The artist’s grammar of creation [2] however, goes beyond the realm of meaning already established in social life. At first sight, the lines and grids could be deceptive for dividing up and quantifying space. A closer look reveals Chan’s perception of space as infinite: instead of setting up boundaries that exclude the outside from the inside, the lines and grids are imbued with the capacity to stretch away from the tentative gravitational center of in each frame, dispersing and rippling it outward to a world that is open. Anthropologist Tim Ingold, in Being Alive, speaks of the “open world” as having no boundaries of exclusion, “no insides or outsides, only comings and goings. Such productive movements may generate formations, swellings, growths, protuberances and occurrences, but not objects.” [3] It is in this configuration of openness that a sense of proportion is conjured.

How has it been possible for Chan to connect with this understated beauty? Many times Chan had spoken of waiting as a vital part of creating Chai Wan Fire Station, and more specifically, waiting from the 14th floor of his old studio, looking through a small shaft window. Something might or might not happen. For the artist, the waiting is a calling from instinct, which unfastens him from the single-mindedly directed will.

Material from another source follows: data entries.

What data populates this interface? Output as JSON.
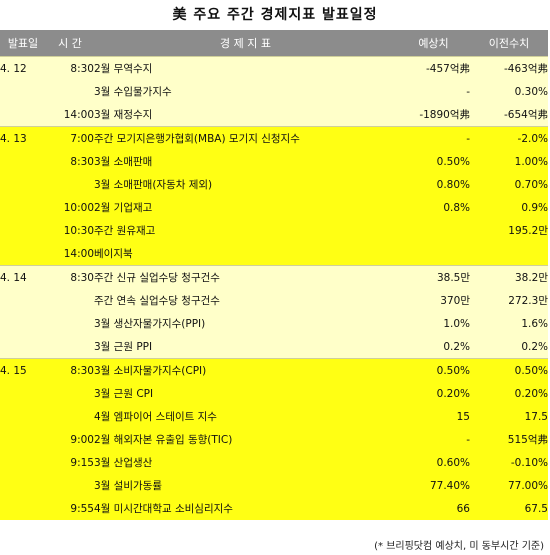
{
  "title": "美 주요 주간 경제지표 발표일정",
  "headers": {
    "date": "발표일",
    "time": "시 간",
    "indicator": "경 제 지 표",
    "forecast": "예상치",
    "previous": "이전수치"
  },
  "rows": [
    {
      "group": 0,
      "date": "4. 12",
      "time": "8:30",
      "indicator": "2월 무역수지",
      "forecast": "-457억弗",
      "previous": "-463억弗"
    },
    {
      "group": 0,
      "date": "",
      "time": "",
      "indicator": "3월 수입물가지수",
      "forecast": "-",
      "previous": "0.30%"
    },
    {
      "group": 0,
      "date": "",
      "time": "14:00",
      "indicator": "3월 재정수지",
      "forecast": "-1890억弗",
      "previous": "-654억弗"
    },
    {
      "group": 1,
      "date": "4. 13",
      "time": "7:00",
      "indicator": "주간 모기지은행가협회(MBA) 모기지 신청지수",
      "forecast": "-",
      "previous": "-2.0%"
    },
    {
      "group": 1,
      "date": "",
      "time": "8:30",
      "indicator": "3월 소매판매",
      "forecast": "0.50%",
      "previous": "1.00%"
    },
    {
      "group": 1,
      "date": "",
      "time": "",
      "indicator": "3월 소매판매(자동차 제외)",
      "forecast": "0.80%",
      "previous": "0.70%"
    },
    {
      "group": 1,
      "date": "",
      "time": "10:00",
      "indicator": "2월 기업재고",
      "forecast": "0.8%",
      "previous": "0.9%"
    },
    {
      "group": 1,
      "date": "",
      "time": "10:30",
      "indicator": "주간 원유재고",
      "forecast": "",
      "previous": "195.2만"
    },
    {
      "group": 1,
      "date": "",
      "time": "14:00",
      "indicator": "베이지북",
      "forecast": "",
      "previous": ""
    },
    {
      "group": 2,
      "date": "4. 14",
      "time": "8:30",
      "indicator": "주간 신규 실업수당 청구건수",
      "forecast": "38.5만",
      "previous": "38.2만"
    },
    {
      "group": 2,
      "date": "",
      "time": "",
      "indicator": "주간 연속 실업수당 청구건수",
      "forecast": "370만",
      "previous": "272.3만"
    },
    {
      "group": 2,
      "date": "",
      "time": "",
      "indicator": "3월 생산자물가지수(PPI)",
      "forecast": "1.0%",
      "previous": "1.6%"
    },
    {
      "group": 2,
      "date": "",
      "time": "",
      "indicator": "3월 근원 PPI",
      "forecast": "0.2%",
      "previous": "0.2%"
    },
    {
      "group": 3,
      "date": "4. 15",
      "time": "8:30",
      "indicator": "3월 소비자물가지수(CPI)",
      "forecast": "0.50%",
      "previous": "0.50%"
    },
    {
      "group": 3,
      "date": "",
      "time": "",
      "indicator": "3월 근원 CPI",
      "forecast": "0.20%",
      "previous": "0.20%"
    },
    {
      "group": 3,
      "date": "",
      "time": "",
      "indicator": "4월 엠파이어 스테이트 지수",
      "forecast": "15",
      "previous": "17.5"
    },
    {
      "group": 3,
      "date": "",
      "time": "9:00",
      "indicator": "2월 해외자본 유출입 동향(TIC)",
      "forecast": "-",
      "previous": "515억弗"
    },
    {
      "group": 3,
      "date": "",
      "time": "9:15",
      "indicator": "3월 산업생산",
      "forecast": "0.60%",
      "previous": "-0.10%"
    },
    {
      "group": 3,
      "date": "",
      "time": "",
      "indicator": "3월 설비가동률",
      "forecast": "77.40%",
      "previous": "77.00%"
    },
    {
      "group": 3,
      "date": "",
      "time": "9:55",
      "indicator": "4월 미시간대학교 소비심리지수",
      "forecast": "66",
      "previous": "67.5"
    }
  ],
  "footnote": "(* 브리핑닷컴 예상치, 미 동부시간 기준)",
  "colors": {
    "header_bg": "#8c8c8c",
    "pale_yellow": "#ffffc9",
    "bright_yellow": "#ffff14"
  }
}
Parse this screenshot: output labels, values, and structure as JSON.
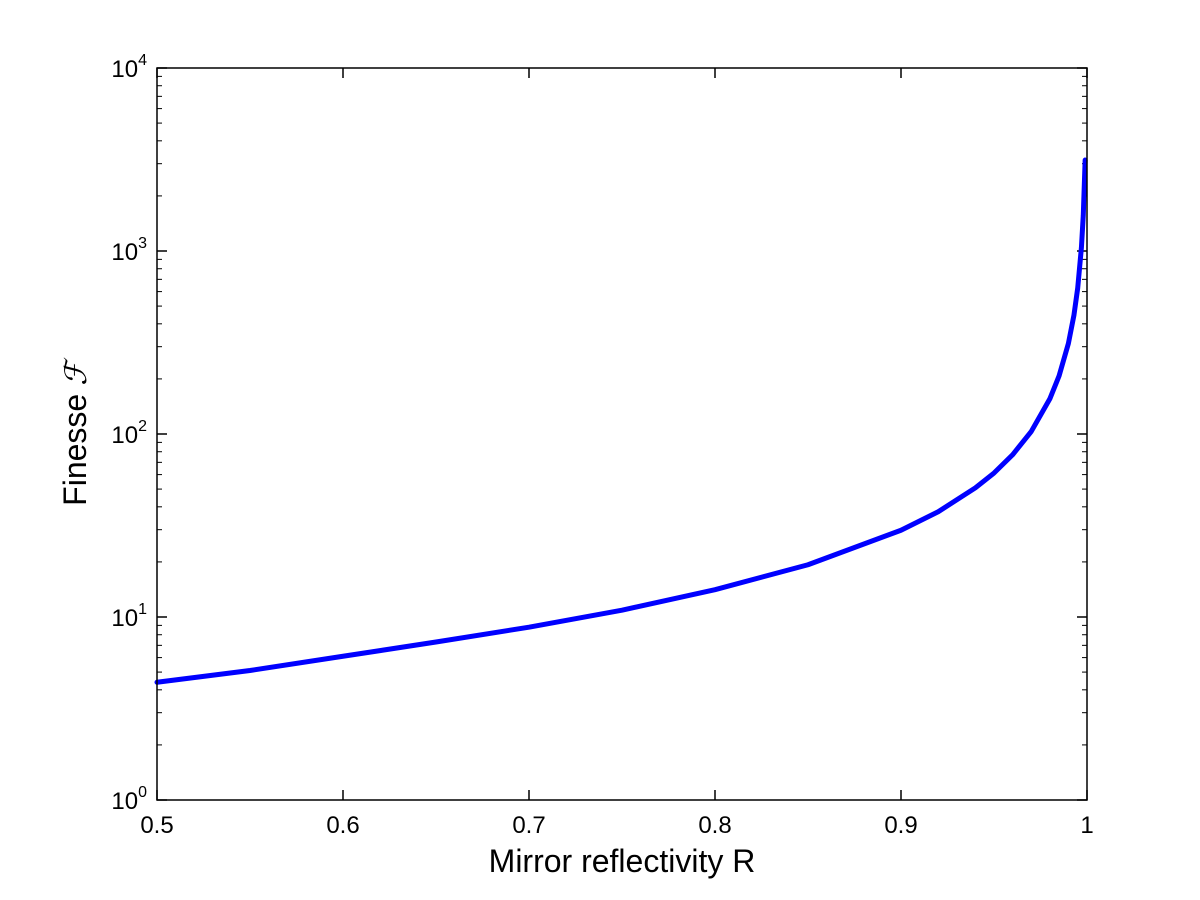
{
  "chart_data": {
    "type": "line",
    "title": "",
    "xlabel": "Mirror reflectivity R",
    "ylabel": "Finesse",
    "ylabel_symbol": "ℱ",
    "xlim": [
      0.5,
      1
    ],
    "ylim": [
      1,
      10000
    ],
    "yscale": "log",
    "grid": false,
    "x_ticks": [
      0.5,
      0.6,
      0.7,
      0.8,
      0.9,
      1
    ],
    "x_tick_labels": [
      "0.5",
      "0.6",
      "0.7",
      "0.8",
      "0.9",
      "1"
    ],
    "y_ticks": [
      1,
      10,
      100,
      1000,
      10000
    ],
    "y_tick_labels": [
      {
        "base": "10",
        "exp": "0"
      },
      {
        "base": "10",
        "exp": "1"
      },
      {
        "base": "10",
        "exp": "2"
      },
      {
        "base": "10",
        "exp": "3"
      },
      {
        "base": "10",
        "exp": "4"
      }
    ],
    "series": [
      {
        "color": "#0000ff",
        "x": [
          0.5,
          0.55,
          0.6,
          0.65,
          0.7,
          0.75,
          0.8,
          0.85,
          0.9,
          0.92,
          0.94,
          0.95,
          0.96,
          0.97,
          0.98,
          0.985,
          0.99,
          0.993,
          0.995,
          0.997,
          0.998,
          0.999
        ],
        "y": [
          4.4,
          5.1,
          6.1,
          7.3,
          8.8,
          10.9,
          14.1,
          19.3,
          29.8,
          37.6,
          50.8,
          61.2,
          77.0,
          103.1,
          155.5,
          207.8,
          312.6,
          447.2,
          626.8,
          1045.5,
          1569.5,
          3140.0
        ]
      }
    ]
  }
}
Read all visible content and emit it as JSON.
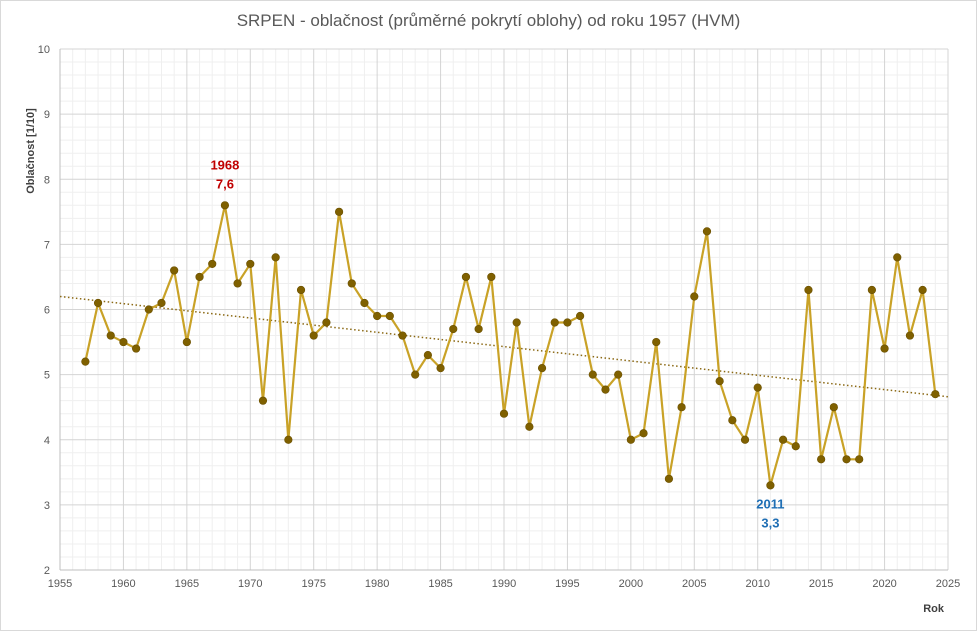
{
  "chart_data": {
    "type": "line",
    "title": "SRPEN - oblačnost (průměrné pokrytí oblohy) od roku 1957 (HVM)",
    "xlabel": "Rok",
    "ylabel": "Oblačnost  [1/10]",
    "xlim": [
      1955,
      2025
    ],
    "ylim": [
      2,
      10
    ],
    "x_ticks": [
      "1955",
      "1960",
      "1965",
      "1970",
      "1975",
      "1980",
      "1985",
      "1990",
      "1995",
      "2000",
      "2005",
      "2010",
      "2015",
      "2020",
      "2025"
    ],
    "y_ticks": [
      "2",
      "3",
      "4",
      "5",
      "6",
      "7",
      "8",
      "9",
      "10"
    ],
    "grid": true,
    "series": [
      {
        "x": [
          1957,
          1958,
          1959,
          1960,
          1961,
          1962,
          1963,
          1964,
          1965,
          1966,
          1967,
          1968,
          1969,
          1970,
          1971,
          1972,
          1973,
          1974,
          1975,
          1976,
          1977,
          1978,
          1979,
          1980,
          1981,
          1982,
          1983,
          1984,
          1985,
          1986,
          1987,
          1988,
          1989,
          1990,
          1991,
          1992,
          1993,
          1994,
          1995,
          1996,
          1997,
          1998,
          1999,
          2000,
          2001,
          2002,
          2003,
          2004,
          2005,
          2006,
          2007,
          2008,
          2009,
          2010,
          2011,
          2012,
          2013,
          2014,
          2015,
          2016,
          2017,
          2018,
          2019,
          2020,
          2021,
          2022,
          2023,
          2024
        ],
        "values": [
          5.2,
          6.1,
          5.6,
          5.5,
          5.4,
          6.0,
          6.1,
          6.6,
          5.5,
          6.5,
          6.7,
          7.6,
          6.4,
          6.7,
          4.6,
          6.8,
          4.0,
          6.3,
          5.6,
          5.8,
          7.5,
          6.4,
          6.1,
          5.9,
          5.9,
          5.6,
          5.0,
          5.3,
          5.1,
          5.7,
          6.5,
          5.7,
          6.5,
          4.4,
          5.8,
          4.2,
          5.1,
          5.8,
          5.8,
          5.9,
          5.0,
          4.77,
          5.0,
          4.0,
          4.1,
          5.5,
          3.4,
          4.5,
          6.2,
          7.2,
          4.9,
          4.3,
          4.0,
          4.8,
          3.3,
          4.0,
          3.9,
          6.3,
          3.7,
          4.5,
          3.7,
          3.7,
          6.3,
          5.4,
          6.8,
          5.6,
          6.3,
          4.7
        ],
        "color": "#c9a227",
        "marker_color": "#7f6000"
      }
    ],
    "trendline": {
      "x": [
        1955,
        2025
      ],
      "values": [
        6.2,
        4.66
      ],
      "color": "#8b6914",
      "style": "dotted"
    },
    "annotations": [
      {
        "year_label": "1968",
        "value_label": "7,6",
        "x": 1968,
        "y": 7.6,
        "color": "#c00000"
      },
      {
        "year_label": "2011",
        "value_label": "3,3",
        "x": 2011,
        "y": 3.3,
        "color": "#1f6fb5"
      }
    ]
  }
}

Waiting helps him to suspend and transform the old habits of staging a scene, externalizing all that has been constructed in his mind, scripting a narrative to be actualized, and a sense of urgency towards completing a job, as if a “short-distance runner”, as Chan would call himself. Chai Wan Fire Station changes his priorities in perhaps an unconscious but definite way. He imposes limits upon his trained consciousness (as a different kind of photographer) to seek another kind of freedom. In letting chance encounters direct his practice, Chan is far from reacting to the impulse to hunt for images on the street, which he has stopped doing. He is looking for something more enduring, subtle, and able to move himself in more profound ways – some human condition yet to be named. Chan speaks in humility of himself as a beginner in practicing art independently, with the question of what ought to bind his life, his practice, and the world nudging him forward. The artist’s response to the calling unplanned for does a lot for viewers, too. His wait lifts the hold of their memory of the subject-matter. The images lead viewers into the artist’s mode of inhabiting time as it unfolds in the next and every moment, in uncertainty and hope.  

In touching the beautiful as fragile and subject to imminent change (by a fire alarm, for instance, that might suddenly sound out), every image becomes precious. It holds up a kind of equanimity that is fair. Fairness, says Elaine Scarry, is when beauty pushes us to concerning ourselves with justice, as in the idea of a fair playing field. [4] I imagine Chai Wan Fire Station as a circle of particular lives that care to be fair to the unquestionable value of all lives.

Equanimity in place requires equanimity within to discern. Here lies an artist’s distinct sensitivity that could become everyone’s, if willing.

Notes
[1] Grammars of Creation is the title of a book by George Steiner published in 2002.

[2] Tim Ingold. Being Alive, Essays on movement, knowledge and description, Oxon: Routledge, 2011.